Atys kuhnsi is a species of small tropical sea snail, a bubble snail, a marine opisthobranch gastropod mollusk in the family Haminoeidae, the haminoea bubble snails.

==Description==
The length of the shell attains 15.8 mm, its diameter 10 mm.

(Original description) The shell is narrowly umbilicate and oval in shape, with a diameter that measures approximately two-thirds of its length. It is widest slightly above the middle and possesses a thin, semi-transparent, white structure, which becomes an opaque white at the base and vertex.

The surface is marked with narrow, irregularly waved, and sometimes branching streaks of a tawny or cinnamon-brown hue.

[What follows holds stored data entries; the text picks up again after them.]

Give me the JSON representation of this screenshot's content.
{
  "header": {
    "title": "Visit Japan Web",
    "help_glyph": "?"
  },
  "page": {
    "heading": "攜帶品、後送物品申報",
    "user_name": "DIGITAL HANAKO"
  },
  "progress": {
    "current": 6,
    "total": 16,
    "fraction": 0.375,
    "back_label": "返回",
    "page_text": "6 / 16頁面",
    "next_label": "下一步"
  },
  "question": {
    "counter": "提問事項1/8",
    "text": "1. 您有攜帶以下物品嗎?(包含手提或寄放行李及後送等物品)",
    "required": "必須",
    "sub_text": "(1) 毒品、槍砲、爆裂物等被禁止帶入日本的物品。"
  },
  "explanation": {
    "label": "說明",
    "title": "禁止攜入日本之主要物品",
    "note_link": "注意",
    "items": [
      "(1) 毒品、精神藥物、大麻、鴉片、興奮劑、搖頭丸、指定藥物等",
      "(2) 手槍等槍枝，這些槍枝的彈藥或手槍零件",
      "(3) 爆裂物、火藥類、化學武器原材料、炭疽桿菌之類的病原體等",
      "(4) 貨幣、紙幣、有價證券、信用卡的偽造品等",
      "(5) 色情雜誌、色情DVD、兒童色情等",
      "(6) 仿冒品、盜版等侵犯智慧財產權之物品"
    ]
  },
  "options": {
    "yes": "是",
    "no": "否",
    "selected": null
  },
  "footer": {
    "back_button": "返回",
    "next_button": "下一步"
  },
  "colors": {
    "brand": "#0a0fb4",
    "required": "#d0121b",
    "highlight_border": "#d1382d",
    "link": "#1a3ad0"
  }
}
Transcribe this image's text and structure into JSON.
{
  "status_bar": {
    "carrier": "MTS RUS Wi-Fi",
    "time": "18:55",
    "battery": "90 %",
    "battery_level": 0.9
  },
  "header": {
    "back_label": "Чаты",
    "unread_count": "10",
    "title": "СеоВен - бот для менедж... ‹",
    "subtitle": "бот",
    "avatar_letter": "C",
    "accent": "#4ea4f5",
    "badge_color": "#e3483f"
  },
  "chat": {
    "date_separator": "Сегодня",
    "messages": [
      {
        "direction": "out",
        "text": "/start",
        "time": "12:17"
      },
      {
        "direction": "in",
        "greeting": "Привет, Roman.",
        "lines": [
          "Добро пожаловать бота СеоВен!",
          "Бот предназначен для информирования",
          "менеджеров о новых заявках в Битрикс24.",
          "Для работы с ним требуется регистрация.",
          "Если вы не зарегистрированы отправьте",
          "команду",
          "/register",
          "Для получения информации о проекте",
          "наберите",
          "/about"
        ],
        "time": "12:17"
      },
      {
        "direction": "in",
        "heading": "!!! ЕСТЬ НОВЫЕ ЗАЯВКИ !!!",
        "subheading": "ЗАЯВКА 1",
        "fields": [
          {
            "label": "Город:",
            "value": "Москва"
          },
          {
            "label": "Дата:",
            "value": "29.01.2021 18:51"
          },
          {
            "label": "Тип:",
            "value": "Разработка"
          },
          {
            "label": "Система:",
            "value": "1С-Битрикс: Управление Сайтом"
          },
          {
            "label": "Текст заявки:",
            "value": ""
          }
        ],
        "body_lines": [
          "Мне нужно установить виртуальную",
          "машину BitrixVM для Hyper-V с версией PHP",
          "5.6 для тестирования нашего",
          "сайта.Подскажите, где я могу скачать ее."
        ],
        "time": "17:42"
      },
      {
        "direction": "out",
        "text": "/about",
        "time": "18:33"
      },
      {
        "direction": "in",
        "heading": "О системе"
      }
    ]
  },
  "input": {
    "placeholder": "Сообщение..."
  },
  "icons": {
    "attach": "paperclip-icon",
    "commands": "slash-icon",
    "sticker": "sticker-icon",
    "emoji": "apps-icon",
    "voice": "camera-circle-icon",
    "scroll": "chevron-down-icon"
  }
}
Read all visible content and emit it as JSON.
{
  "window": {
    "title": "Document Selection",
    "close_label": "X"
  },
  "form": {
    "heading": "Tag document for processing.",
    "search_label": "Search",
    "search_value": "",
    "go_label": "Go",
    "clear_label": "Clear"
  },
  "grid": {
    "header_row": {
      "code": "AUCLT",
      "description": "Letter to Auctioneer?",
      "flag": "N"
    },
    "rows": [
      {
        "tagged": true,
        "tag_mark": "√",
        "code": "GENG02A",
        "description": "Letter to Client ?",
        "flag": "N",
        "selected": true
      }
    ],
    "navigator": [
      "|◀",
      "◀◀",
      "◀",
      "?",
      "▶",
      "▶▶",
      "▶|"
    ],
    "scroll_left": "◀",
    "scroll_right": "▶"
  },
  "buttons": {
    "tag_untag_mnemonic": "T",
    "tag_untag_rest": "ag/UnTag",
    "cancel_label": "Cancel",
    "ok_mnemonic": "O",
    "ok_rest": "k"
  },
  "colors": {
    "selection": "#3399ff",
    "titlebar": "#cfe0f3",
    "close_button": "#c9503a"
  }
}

The surface is naturally glossy and is defined by a sculpture of engraved encircling grooves. The intervals between these grooves are closely sculptured with circular striae near the ends, but they become smooth toward the middle where the grooves are spaced wider apart. In all but the largest individuals, a smooth zone exists in the middle, though this area narrows progressively as the animal ages. The vertex (summit of the shell) features a very small and shallow concavity situated about the posterior axis, while the axis itself possesses a moderate, oblique fold posteriorly. Finally, the columella is narrow and nearly straight, though a small prominence is visible below the middle, and the aperture is narrowly rounded anteriorly.

==Distribution==
This marine species occurs off Hawaii.